As both the CAER-S dataset and its new split NCAER-S dataset contain only images from movie settings, they have a very limited number of people in a constrained environment. Therefore, the model trained using these datasets potentially do not work well on real-world image setting. Despite this challenge, Fig. 11 shows that our GLAMOR-Net can successfully detect and recognize human emotion in these challenging settings. Note that, the input images in this setup do not share any overlap with the movie settings as in the training set. This again confirms the generalization ability of our proposed method.
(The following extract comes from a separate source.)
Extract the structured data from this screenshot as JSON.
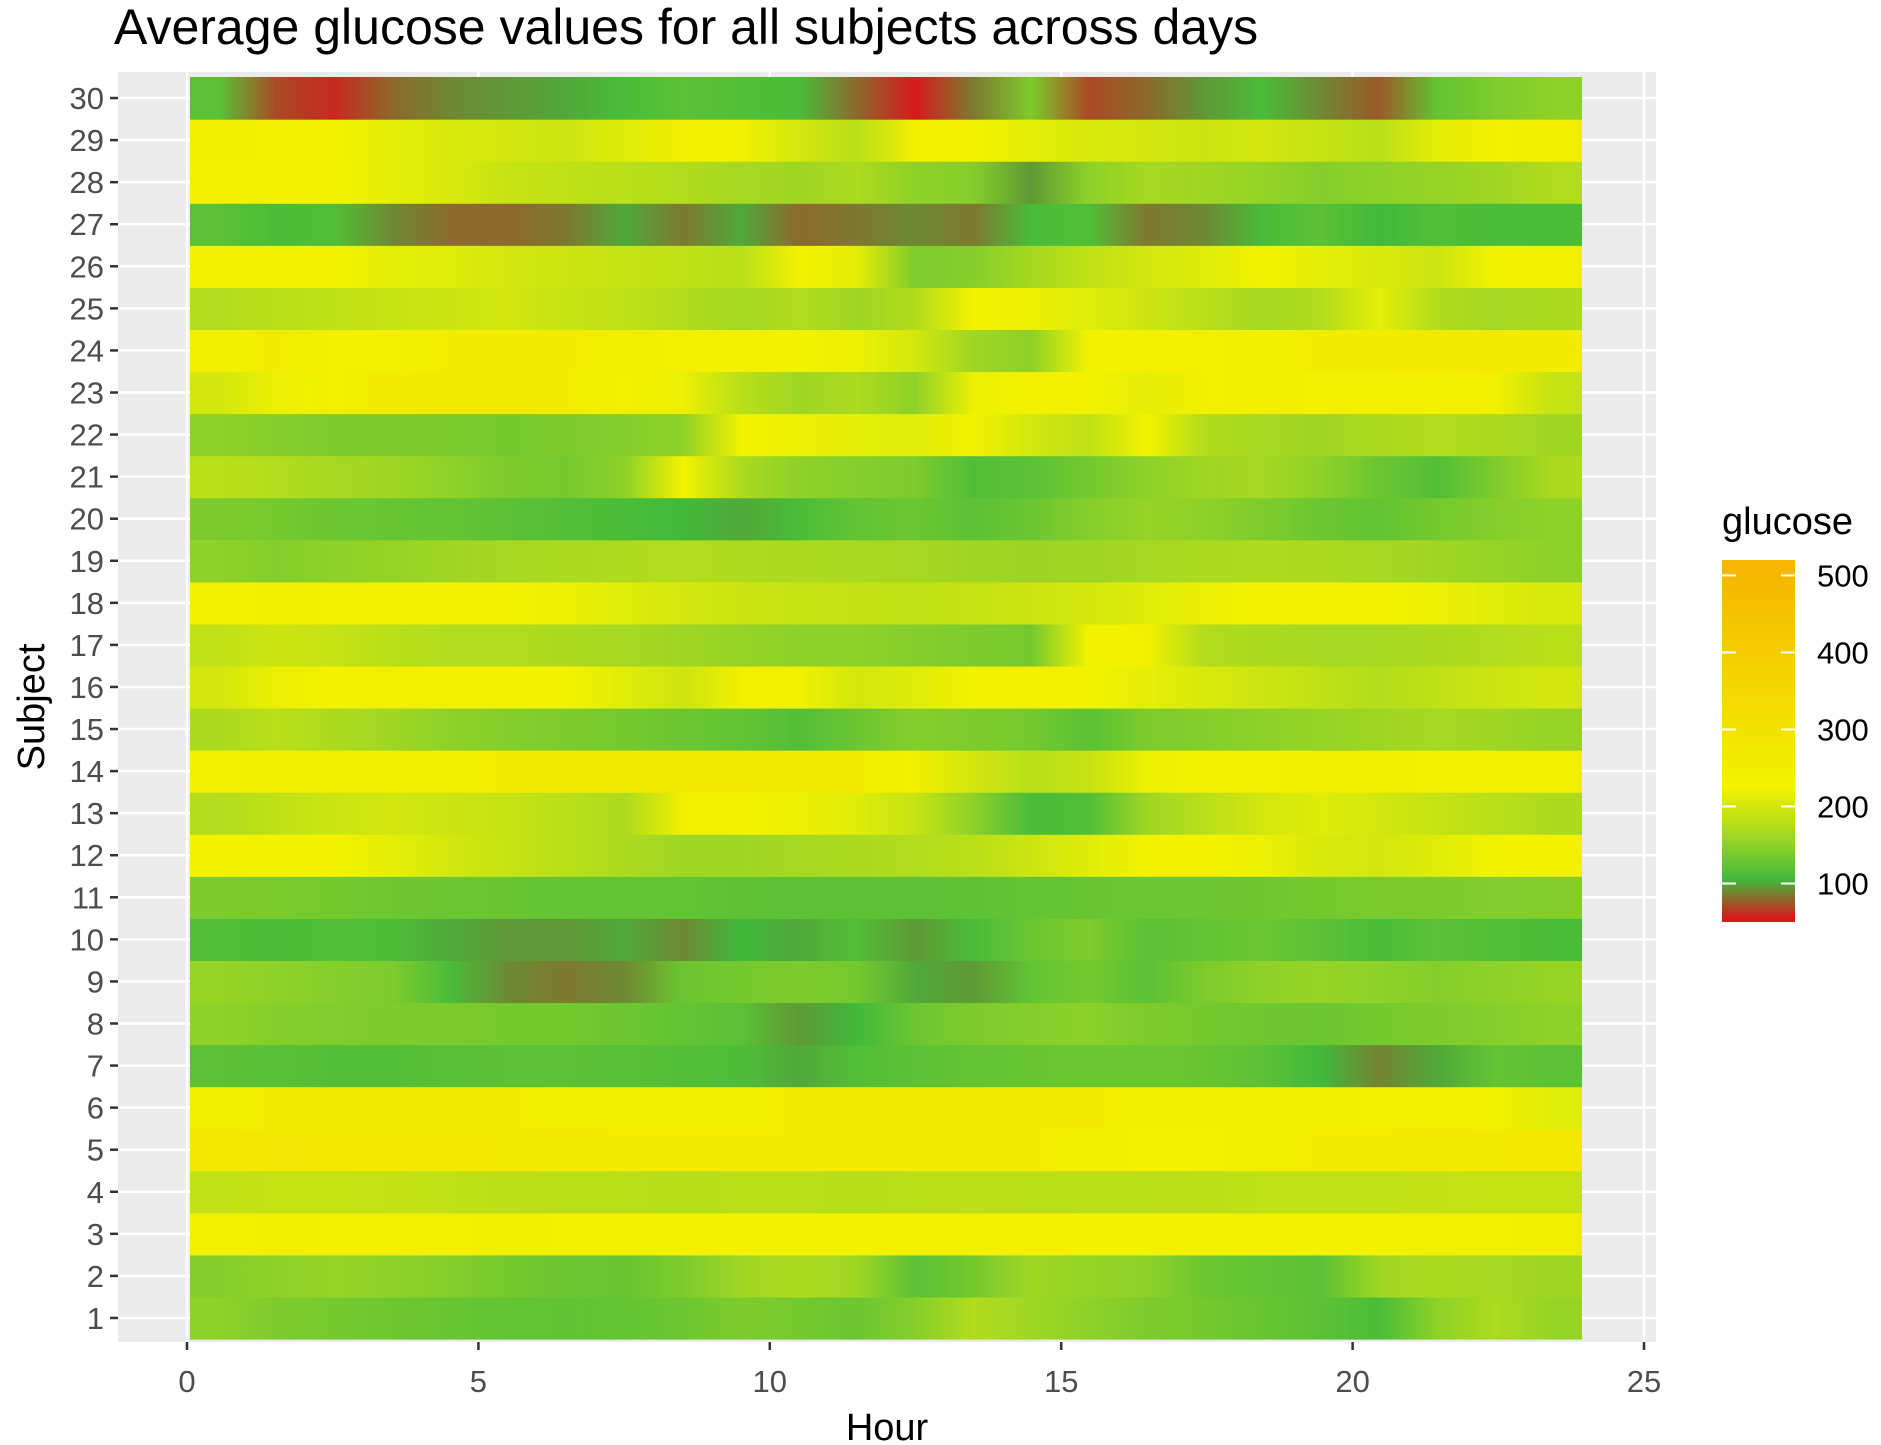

5 Conclusions and future work

In this work, we presented a novel method to exploit context information more efficiently by using the proposed global-local attention model. We have shown that our approach can considerably improve the emotion classification accuracy compared to the current state-of-the-art result in the context-aware emotion recognition task. The results on the CAER-S and the NCAER-S dataset consistently demonstrate the effectiveness and robustness of our method.

Our approach currently only takes static images as input, which limits the amount of knowledge that can be exploited. We are planning to utilize temporal information in dynamic videos and other modalities such as audio in order to further improve the performance. We also consider releasing a more challenging emotion recognition dataset that contains rich background contexts with multiple faces in the same frame and take advantage of our attention model to extract the context saliency map for each face in a more effective manner. We hope that our work will pave the way for future work in which predicting the emotions of different people simultaneously is tackled.